Er beschreibt einen dreidimensionalen Farbraum, bestehend aus der Helligkeitskoordinate L* (Luminanz) sowie den Farbkoordinaten a* und b*. Der L*-Wert kann in einem Bereich von „reinem schwarz“ (0) bis „reinem weiß“ (100) liegen. Die Farbachse a* (Rot-Grün-Achse) wird unterteilt in einen grünen (-a*) und einen roten (+a*) Bereich. Die b*-Farbachse (Blau-Gelb-Achse) untergliedert sich in einen blauen (-b*) und einen gelben (+b*) Achsenbereich. Durch die Angabe aller drei Werte (L*, a*, b*) ist es möglich, eine Farbe exakt im Farbraum zu beschreiben. Hierbei gilt, dass mit steigenden a*b*-Werten und steigender Entfernung vom Achsenschnittpunkt, die Buntheit größer wird. Der Achsenschnittpunkt (L*=50, a* und b*=0) ist ein neutrales Grau.

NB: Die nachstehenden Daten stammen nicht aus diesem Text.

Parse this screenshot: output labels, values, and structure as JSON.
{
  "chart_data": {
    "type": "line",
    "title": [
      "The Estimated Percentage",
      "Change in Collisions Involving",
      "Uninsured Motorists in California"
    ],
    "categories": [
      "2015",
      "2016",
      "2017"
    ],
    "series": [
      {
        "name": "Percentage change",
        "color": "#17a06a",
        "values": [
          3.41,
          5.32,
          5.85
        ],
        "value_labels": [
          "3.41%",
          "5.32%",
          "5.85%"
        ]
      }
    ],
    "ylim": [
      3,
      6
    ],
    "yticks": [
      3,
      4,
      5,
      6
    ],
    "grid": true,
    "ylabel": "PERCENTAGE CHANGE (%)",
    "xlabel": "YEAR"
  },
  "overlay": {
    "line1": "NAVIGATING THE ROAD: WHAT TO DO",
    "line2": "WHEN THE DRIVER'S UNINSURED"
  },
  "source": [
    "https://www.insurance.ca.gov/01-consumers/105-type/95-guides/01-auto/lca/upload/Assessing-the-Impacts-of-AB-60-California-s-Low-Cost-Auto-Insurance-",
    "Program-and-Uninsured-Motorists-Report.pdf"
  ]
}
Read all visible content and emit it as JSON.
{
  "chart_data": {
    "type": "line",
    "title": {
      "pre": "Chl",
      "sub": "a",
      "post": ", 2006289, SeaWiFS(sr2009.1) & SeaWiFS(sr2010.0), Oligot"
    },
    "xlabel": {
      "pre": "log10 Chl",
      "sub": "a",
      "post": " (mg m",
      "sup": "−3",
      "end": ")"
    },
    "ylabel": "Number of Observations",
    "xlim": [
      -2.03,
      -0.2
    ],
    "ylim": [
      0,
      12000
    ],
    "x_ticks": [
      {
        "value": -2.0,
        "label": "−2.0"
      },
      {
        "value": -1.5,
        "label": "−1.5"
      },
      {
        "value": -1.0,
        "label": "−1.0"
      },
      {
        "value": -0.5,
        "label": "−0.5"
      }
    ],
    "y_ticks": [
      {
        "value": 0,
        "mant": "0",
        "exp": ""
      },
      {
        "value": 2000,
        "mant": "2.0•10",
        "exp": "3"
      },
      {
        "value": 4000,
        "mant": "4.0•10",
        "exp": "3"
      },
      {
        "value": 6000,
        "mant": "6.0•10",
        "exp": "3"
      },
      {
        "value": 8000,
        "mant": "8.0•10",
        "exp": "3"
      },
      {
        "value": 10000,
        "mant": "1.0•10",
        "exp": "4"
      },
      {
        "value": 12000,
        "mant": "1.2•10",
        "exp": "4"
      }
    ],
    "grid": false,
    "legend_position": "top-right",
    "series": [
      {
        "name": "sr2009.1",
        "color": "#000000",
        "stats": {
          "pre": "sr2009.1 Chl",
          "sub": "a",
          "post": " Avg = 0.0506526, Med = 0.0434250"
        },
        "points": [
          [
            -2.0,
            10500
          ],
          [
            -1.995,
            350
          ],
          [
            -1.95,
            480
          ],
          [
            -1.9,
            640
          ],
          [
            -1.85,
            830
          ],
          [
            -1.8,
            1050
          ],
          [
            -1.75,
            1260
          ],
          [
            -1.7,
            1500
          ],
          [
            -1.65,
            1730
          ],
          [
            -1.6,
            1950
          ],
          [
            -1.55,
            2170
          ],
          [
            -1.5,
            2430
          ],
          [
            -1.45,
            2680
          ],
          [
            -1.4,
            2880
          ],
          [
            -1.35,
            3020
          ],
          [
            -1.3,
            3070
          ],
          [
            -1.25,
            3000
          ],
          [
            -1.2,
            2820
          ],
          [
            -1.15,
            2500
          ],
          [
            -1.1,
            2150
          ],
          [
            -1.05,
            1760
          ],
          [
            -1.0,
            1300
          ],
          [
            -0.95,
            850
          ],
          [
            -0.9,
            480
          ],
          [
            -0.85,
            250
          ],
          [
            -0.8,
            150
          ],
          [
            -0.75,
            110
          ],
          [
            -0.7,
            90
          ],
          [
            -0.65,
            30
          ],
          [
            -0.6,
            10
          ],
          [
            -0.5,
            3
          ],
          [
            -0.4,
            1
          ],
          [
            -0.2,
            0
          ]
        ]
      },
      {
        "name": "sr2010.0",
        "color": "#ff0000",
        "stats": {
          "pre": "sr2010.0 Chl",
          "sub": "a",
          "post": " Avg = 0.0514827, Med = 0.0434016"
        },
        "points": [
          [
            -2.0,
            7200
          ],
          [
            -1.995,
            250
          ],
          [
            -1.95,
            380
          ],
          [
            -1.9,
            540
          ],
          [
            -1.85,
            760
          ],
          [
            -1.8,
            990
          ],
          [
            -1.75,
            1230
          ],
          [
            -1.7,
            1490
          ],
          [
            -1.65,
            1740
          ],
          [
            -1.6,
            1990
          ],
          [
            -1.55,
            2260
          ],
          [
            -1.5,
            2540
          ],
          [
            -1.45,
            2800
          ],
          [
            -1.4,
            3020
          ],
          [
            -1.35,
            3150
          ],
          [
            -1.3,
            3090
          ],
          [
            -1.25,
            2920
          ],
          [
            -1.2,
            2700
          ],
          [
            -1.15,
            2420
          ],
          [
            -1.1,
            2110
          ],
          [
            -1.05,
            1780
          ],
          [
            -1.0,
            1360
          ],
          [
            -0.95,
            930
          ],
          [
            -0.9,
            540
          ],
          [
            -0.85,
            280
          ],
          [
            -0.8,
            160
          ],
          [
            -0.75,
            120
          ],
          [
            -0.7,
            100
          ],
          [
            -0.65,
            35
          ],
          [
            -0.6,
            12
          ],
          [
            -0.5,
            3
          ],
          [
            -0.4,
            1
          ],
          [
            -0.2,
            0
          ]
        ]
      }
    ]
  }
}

Ermittelt werden über eine Farbmessung zudem die Werte für die Sättigung bzw. Buntheit C* (Chroma, d.h. Abstand von der L*-Achse) sowie für den Farbwinkel bzw. Bunttonwinkel h° (Hue, d.h. Farbwinkel zwischen positiver Rot-Grün-Achse bzw. den Polarkoordinaten der Werte a* und b*). So kann die Lage der Farbe (Farbart) in den Farbachsen a* und b* ermittelt werden. Bei richtiger Anwendung ist der User in der Lage, für jedes Produkt Toleranzen in den drei Achsen mit maximaler Helligkeitsdifferenz +/- dL*, maximaler rot-grün Differenz +/- da* und maximaler gelb-blau Differenz vorzugeben und objektiv zu überprüfen. Häufig wird auch der CIE Gesamt – Farbabstand dE* als Kugel um den eigentlichen Zielwert oder Farbstandard definiert.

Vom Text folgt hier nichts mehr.